La bûche de fin d’année, un défi incontournable pour moi, depuis près de 5 ans… Lorsque j’ai commencé à réfléchir à celle que j’allais réaliser cette année, j’étais encore dans les vapeurs de Soissons et de ses sablés bretons au caramel au beurre salé. De là à faire une bûche totalement réinterprétée à partir d’eux … il n’y avait qu’un pas que je n’ai finalement pas totalement franchi. Je ne sentais pas vraiment l’ajout de pommes dans une bûche qui, dans ma famille doit être a priori chocolatée, marronée, vanillée tout au plus, pour emporter la conviction familiale. Je leur avais déjà passablement relooké le concept du buffet salé du 24 décembre au soir et par expérience, je sais que point trop n’en faut. Bref, sûrement l’an prochain je me lancerai dans les fruits, mais pas cette année…

Jusque là, j’avais toujours réalisé des bûches à l’aide de plats à cake, comme en 2008 ou en 2007. Mais cette année, grosse innovation… j’ai opté pour la bûche roulée, alors même que le biscuit roulé me fichait une trouille d’enfer (résultat d’un traumatisme d’enfance où j’avais tenté une fois ou deux le fameux roulé à la confiture et vécu de cuisantes déconfitures…).

Je n’ai ainsi franchi le cap de la bûche roulée qu’en raison d’une conversation avec ma grande Potine Véro, m’ayant remontré sa terriblement appétissante bûche de l’an passé.  Ni une ni deux, le concept était adopté, restait plus qu’à la réadapter à mes saveurs bretonnes en piquant chez Mercotte un insert au caramel au beurre salé, et à laisser parler mon imagination pour la confection du glaçage au caramel au beurre salé et pour l’ajout dernière minute d’un praliné feuilleté pour ajouter du croustillant au tout…

Oui, indéniablement, de belles inspirations qui ne pouvaient que parfaitement s’allier pour aboutir à cette rien moins que fabuleuse…

Bûche roulée mousseline vanille, cœur caramel au beurre salé sur sablé breton croustillant praliné !


Ingrédients (pour 12 à 20 personnes… en fonction de l’appétit et/ou la gourmandise) :

Pour la pâte sablée :

  • 150 g de beurre,
  • 100 g de sucre,
  • 100 g de farine,
  • 50 g de jaunes d’oeuf,
  • 7 g de levure

Pour le croustillant praliné:

  • 75 g de gavottes (crêpes bretonnes)
  • 200 g de pralinoise ou la même quantité de praliné maison (prévoir alors 150 g de noisettes, d’amandes et de noix + 150 g de sucre + 50 g de chocolat au lait)

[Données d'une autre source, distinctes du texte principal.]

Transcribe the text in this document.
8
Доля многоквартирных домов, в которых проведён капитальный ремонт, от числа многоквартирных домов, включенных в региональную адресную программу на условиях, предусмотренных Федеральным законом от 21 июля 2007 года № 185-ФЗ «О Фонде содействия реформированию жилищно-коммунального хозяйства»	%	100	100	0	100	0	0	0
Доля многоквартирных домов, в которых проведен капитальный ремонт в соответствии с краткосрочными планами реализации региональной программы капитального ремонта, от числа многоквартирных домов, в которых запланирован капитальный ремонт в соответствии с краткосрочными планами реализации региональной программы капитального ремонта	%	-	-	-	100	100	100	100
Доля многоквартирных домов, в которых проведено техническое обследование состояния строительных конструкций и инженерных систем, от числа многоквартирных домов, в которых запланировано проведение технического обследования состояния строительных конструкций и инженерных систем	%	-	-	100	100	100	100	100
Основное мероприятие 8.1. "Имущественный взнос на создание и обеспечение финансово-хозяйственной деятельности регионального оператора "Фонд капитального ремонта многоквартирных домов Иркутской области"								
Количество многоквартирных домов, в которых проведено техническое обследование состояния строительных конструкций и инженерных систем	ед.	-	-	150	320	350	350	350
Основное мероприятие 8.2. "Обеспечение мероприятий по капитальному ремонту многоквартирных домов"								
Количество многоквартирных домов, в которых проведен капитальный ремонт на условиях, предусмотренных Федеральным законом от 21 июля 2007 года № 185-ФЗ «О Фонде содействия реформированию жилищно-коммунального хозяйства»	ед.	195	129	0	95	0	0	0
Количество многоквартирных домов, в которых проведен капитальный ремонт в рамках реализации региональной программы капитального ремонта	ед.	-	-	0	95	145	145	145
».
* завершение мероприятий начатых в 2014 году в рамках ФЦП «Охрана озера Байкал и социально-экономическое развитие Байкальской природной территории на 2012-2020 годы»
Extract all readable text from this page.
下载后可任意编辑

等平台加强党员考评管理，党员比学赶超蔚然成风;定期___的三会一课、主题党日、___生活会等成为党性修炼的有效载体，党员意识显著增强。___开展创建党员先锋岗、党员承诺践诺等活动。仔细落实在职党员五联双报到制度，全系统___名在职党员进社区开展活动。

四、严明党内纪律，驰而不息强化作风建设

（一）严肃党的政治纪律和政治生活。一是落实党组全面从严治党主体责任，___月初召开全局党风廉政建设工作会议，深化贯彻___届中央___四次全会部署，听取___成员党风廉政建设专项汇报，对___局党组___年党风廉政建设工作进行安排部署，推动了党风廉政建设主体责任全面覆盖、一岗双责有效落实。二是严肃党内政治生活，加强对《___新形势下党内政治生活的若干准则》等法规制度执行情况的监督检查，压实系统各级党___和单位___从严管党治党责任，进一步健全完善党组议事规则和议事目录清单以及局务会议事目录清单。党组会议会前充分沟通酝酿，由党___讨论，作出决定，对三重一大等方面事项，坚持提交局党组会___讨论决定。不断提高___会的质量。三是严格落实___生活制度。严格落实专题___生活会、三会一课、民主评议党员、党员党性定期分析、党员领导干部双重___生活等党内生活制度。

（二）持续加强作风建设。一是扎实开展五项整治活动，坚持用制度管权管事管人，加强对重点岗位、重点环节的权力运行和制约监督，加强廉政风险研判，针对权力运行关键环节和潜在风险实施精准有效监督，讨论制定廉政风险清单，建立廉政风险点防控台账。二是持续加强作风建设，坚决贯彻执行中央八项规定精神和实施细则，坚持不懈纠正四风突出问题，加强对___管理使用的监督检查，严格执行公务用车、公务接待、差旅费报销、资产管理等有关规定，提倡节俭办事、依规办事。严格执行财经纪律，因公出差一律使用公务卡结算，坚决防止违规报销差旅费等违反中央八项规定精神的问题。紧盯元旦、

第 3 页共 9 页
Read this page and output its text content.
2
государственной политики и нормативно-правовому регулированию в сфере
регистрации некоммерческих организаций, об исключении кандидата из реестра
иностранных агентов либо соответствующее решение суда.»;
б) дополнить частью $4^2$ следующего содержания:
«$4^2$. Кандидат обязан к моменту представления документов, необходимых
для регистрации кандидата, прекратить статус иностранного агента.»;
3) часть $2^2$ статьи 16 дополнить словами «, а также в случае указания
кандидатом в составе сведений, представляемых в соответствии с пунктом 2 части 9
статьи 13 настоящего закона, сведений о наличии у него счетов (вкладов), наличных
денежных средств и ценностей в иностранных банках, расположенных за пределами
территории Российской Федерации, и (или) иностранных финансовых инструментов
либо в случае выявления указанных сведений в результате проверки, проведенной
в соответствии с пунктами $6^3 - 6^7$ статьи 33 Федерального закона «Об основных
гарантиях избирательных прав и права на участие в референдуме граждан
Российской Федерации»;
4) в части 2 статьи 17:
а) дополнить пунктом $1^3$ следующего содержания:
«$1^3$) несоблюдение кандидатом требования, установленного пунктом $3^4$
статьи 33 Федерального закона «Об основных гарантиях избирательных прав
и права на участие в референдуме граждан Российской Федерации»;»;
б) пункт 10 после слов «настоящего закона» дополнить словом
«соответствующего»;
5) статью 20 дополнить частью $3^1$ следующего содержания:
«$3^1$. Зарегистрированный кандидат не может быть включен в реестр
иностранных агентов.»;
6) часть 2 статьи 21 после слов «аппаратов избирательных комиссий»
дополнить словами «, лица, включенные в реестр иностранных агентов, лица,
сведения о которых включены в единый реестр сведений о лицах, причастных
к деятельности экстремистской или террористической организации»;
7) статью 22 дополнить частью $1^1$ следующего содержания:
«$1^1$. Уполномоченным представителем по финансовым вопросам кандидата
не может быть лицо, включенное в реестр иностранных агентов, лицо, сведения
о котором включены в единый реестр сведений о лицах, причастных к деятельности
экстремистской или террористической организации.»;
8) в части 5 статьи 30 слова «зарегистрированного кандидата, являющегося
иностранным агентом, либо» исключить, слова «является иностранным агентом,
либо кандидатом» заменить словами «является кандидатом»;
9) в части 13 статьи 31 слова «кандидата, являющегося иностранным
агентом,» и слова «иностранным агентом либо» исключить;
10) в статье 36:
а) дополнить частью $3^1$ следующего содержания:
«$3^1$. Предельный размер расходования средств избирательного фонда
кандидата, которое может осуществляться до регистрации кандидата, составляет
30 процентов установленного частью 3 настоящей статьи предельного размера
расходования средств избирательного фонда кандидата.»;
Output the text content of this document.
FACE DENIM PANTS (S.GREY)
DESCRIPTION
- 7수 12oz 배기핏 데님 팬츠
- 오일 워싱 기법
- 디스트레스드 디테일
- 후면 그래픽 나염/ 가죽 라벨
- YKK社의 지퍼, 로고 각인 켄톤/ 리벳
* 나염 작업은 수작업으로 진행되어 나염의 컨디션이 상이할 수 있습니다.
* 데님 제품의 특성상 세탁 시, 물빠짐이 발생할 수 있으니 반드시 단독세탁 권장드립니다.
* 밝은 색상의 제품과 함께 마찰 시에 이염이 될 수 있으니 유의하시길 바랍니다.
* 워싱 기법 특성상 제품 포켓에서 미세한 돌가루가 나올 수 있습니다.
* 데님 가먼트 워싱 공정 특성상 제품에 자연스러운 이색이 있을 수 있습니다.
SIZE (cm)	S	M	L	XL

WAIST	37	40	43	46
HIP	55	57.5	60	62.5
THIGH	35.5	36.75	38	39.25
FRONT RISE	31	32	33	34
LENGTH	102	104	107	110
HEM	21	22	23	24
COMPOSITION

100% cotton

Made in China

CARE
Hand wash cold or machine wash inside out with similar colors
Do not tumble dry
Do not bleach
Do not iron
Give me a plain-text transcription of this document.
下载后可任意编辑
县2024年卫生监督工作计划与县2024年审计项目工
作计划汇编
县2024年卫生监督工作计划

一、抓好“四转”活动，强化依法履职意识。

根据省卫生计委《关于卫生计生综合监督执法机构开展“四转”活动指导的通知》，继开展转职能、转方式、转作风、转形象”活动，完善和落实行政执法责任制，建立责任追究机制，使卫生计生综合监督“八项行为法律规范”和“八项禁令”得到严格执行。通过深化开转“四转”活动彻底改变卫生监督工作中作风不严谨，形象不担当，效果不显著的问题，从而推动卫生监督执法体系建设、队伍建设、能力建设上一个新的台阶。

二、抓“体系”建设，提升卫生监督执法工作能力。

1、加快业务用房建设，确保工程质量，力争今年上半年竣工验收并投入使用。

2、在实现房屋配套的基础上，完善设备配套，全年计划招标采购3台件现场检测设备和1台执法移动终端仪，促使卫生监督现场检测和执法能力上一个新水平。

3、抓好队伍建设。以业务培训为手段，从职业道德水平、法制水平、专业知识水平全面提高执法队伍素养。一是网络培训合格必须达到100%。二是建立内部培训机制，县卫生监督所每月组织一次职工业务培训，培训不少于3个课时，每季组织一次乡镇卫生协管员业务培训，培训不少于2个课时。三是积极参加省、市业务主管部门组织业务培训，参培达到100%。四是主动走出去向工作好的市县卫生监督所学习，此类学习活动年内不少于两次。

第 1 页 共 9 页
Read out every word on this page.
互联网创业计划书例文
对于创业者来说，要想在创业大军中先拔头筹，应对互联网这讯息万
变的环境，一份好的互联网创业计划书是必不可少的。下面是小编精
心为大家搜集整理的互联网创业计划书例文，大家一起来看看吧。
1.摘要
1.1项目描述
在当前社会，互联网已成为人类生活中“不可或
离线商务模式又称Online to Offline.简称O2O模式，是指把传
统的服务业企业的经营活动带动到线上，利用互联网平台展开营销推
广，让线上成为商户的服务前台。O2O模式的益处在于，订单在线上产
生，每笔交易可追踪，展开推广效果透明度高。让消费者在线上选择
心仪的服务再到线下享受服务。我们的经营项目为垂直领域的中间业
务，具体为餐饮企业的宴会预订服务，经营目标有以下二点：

Pour l’insert au caramel au beurre salé:

  • 2 jaunes d’œufs,
  • 50g de sucre,
  • 5cl de crème fleurette,
  • 1/8 de litre de lait frais entier,
  • Pour aromatiser: QS de fleur de sel, QS de gingembre frais (facultatif),
  • 1 feuille de gélatine pour un insert comme sur les photos (i.e. plutôt solide), 1/2 feuille pour un insert plus liquide (plus difficile à servir, mais meilleurs à mon sens).
  • 20g de chocolat au lait ou noir

Pour la crème mousseline parfumée à la vanille :

  • 450 gr de lait,
  • 50 gr de crème liquide,
  • 4 jaunes d’œufs,
  • 90 gr de sucre,
  • 50 gr de beurre,
  • 25 gr de maïzena,
  • 25 gr de farine,
  • 12 gr de gélatine,
  • 30 gr de mascarpone (facultatif)
  • 2 grosses gousses de vanille fraîches (allez de préférence dans un magasin spécialisé, type vendeur d’épices, et n’achetez pas les gousses desséchées que l’on trouve en grande surface…)
  • 20 cl de crème liquide entière

Pour le biscuit à la cuillère :

  • 4 oeufs,
  • 100 gr de farine,
  • 100 gr de sucre
  • 1 cs de rhum ou de fleur d’oranger pour aromatiser

Pour le Glaçage au caramel au beurre salé (J’avoue que j’ai reconstitué de tête les proportions de mon glaçage, car les deux fois, je l’ai réalisé en urgence et sans prendre le temps de peser un à un les ingrédients…)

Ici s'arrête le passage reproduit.